Realizzato il primo modello di sinapsi artificiale con “effetto memoria”
È stato sviluppato il primo modello di sinapsi artificiale-ibrida, composta da un’interfaccia biologica e una piattaforma elettronica, in grado di simulare il comportamento delle sinapsi. La ricerca internazionale, pubblicata su Nature Materials, coinvolge il laboratorio di Tissue Electronics coordinato da Francesca Santoro dell’Istituto Italiano di Tecnologia (IIT), il gruppo di Alberto Salleo dell’Università di Stanford e il team di ricerca coordinato da Yoeri van de Burgt dell’Università di Eindhoven.
La progettazione della sinapsi artificiale
La sinapsi è una struttura altamente specializzata che consente la comunicazione delle cellule del tessuto nervoso, tra loro e con altre cellule dell’organismo. Quella artificiale ottenuta in laboratorio riproduce le connessioni in modo simile a quanto avviene naturalmente nel cervello: è il punto di arrivo della ricerca che nel 2017 aveva portato il gruppo di Stanford guidato da Salleo a realizzare una sinapsi artificiale.
Per garantire la trasmissione degli impulsi elettrochimici che costituiscono il segnale nervoso, le sinapsi mettono in comunicazione due cellule: un neurone presinaptico e un neurone postsinaptico. Nella realizzazione del modello bioibrido, il team internazionale ha utilizzato delle specifiche cellule di ratto – tipicamente usate nei laboratori per studi preliminari – per simulare il neurone presinaptico. Questo tipo di cellule è in grado di assumere un comportamento simile a quello dei neuroni ed è in grado di rilasciare come neurotrasmettitore la dopamina. Invece, per simulare il neurone postsinaptico, i ricercatori hanno utilizzato un chip neuromorfico organico capace di conservare una sorta di memoria, in un processo simile a quello dell’apprendimento. Infatti, le sinapsi sono caratterizzate da plasticità, cioè dalla capacità di adattarsi in base alla modificazione dell’ambiente e di mantenere memoria delle modifiche apportate.

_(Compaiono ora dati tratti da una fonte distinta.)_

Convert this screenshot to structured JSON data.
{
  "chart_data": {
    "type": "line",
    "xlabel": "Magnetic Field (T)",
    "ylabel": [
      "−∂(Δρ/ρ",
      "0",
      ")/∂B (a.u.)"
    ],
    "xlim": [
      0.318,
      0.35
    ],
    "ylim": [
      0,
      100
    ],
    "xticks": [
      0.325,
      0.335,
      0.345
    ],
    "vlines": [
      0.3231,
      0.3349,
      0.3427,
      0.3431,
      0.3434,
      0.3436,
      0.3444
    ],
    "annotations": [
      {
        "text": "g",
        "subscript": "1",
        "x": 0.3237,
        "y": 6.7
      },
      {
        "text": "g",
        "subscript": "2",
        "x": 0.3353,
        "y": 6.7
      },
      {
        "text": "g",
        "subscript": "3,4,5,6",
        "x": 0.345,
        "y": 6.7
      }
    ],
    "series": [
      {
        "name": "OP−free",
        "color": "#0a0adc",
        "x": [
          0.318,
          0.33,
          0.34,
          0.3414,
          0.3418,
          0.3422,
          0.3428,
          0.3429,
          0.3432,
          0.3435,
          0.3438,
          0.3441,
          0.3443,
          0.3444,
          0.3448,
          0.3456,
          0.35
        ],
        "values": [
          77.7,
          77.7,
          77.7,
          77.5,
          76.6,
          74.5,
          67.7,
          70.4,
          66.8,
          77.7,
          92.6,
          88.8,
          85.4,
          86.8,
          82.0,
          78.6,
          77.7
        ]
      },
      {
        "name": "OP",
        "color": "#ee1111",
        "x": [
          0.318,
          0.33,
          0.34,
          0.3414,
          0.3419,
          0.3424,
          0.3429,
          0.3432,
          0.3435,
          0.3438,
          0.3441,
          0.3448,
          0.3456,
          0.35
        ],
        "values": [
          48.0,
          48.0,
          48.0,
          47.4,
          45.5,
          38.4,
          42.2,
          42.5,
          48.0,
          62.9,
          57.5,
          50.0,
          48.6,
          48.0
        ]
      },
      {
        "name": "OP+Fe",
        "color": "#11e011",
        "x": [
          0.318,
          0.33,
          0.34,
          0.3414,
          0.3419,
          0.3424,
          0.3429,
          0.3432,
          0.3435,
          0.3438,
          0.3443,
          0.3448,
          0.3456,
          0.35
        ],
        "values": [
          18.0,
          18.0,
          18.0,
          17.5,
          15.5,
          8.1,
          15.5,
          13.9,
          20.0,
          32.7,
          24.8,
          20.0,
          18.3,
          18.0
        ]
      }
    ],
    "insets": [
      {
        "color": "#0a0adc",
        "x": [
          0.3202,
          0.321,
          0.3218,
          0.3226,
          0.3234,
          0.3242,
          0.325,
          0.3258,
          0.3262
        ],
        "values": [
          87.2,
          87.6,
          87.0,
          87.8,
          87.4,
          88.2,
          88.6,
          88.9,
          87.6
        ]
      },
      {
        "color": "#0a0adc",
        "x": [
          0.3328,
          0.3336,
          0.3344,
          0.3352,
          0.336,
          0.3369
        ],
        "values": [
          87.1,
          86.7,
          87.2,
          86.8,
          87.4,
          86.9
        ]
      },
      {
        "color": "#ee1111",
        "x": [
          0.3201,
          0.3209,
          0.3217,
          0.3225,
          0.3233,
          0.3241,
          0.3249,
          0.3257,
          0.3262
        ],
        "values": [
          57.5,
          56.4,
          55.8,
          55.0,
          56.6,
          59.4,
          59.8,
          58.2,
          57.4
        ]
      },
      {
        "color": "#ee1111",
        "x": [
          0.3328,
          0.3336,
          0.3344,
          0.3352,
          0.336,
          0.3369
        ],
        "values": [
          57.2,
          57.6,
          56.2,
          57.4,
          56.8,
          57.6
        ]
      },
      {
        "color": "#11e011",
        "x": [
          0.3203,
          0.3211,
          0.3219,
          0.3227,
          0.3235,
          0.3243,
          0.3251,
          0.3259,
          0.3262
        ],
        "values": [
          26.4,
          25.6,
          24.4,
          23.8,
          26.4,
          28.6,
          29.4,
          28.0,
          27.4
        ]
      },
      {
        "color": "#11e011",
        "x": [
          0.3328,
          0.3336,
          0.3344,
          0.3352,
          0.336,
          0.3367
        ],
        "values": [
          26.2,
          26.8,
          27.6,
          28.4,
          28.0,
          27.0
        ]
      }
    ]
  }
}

Il team dell’Università di Stanford ha lavorato alla realizzazione del sistema elettronico, il gruppo di Eindhoven alla microfluidica, mentre i ricercatori dell’IIT si sono occupati dell’accoppiamento diretto delle cellule sul microchip e della misurazione delle variazioni dell’attività elettrica del chip.
Ricreata in laboratorio la plasticità sinaptica
Analizzando le variazioni dell’attività elettrica, il team di ricerca ha scoperto che il chip riesce ad individuare i neurotrasmettitori rilasciati dalle cellule che simulano il neurone presinaptico, e a conservare nel tempo lo stato eccitato alterato raggiunto, fenomeno chiamato “effetto memoria”, dimostrando di essere riusciti a ricreare in laboratorio la plasticità sinaptica, risultato promettente per costituire una connessione tra neuroni del sistema nervoso.
“È la prima volta che un dispositivo elettronico neuromorfico viene direttamente interfacciato con un sistema cellulare per ottenere una piattaforma in grado di riprodurre la plasticità sinaptica a breve e a lungo termine”
dichiara Francesca Santoro, coordinatrice della linea di ricerca Tissue Electronics di IIT di Napoli, già inserita nel 2018 da Technology Review nella lista dei più importanti innovatori unger 35 del mondo. “Prima di questo studio erano stati realizzati sistemi capaci di ricevere stimoli, ma non in grado di eccitarsi e mantenere l’eccitamento a loro volta”.
I ricercatori hanno constatato che, in questa fase della ricerca, non è ancora stata raggiunta la scala temporale di una sinapsi biologica. Tuttavia, la dinamica della connessione è molto vicina a quella tra due neuroni, perciò, diminuendo le dimensioni della piattaforma elettronica, ci si potrebbe avvicinare in modo sensibile. “Le sinapsi del nostro cervello misurano 1-2 micron. Invece la nostra sinapsi artificiale è un rettangolo con dimensioni che possono variare tra 10 e 200 micron per un lato e 40 e 100 micron per l’altro”, ha spiegato Santoro.
Le possibili applicazioni di questo dispositivo
I risultati di questo nuovo studio gettano le basi per nuove ricerche in campo medico, soprattuto nell’ambito delle malattie neurodegenerative, nelle quali si ha la perdita parziale o totale della comunicazione tra i neuroni e per le quali i dispositivi bioibridi potrebbero ripristinare le connessioni neuronali danneggiate. Un altro settore che gioverebbe di questa tecnologia è quello delle protesi: questo tipo di dispositivo farebbe da ponte tra le terminazioni nervose biologiche preservate nell’amputazione e i circuiti delle protesi artificiali robotiche di nuova generazione.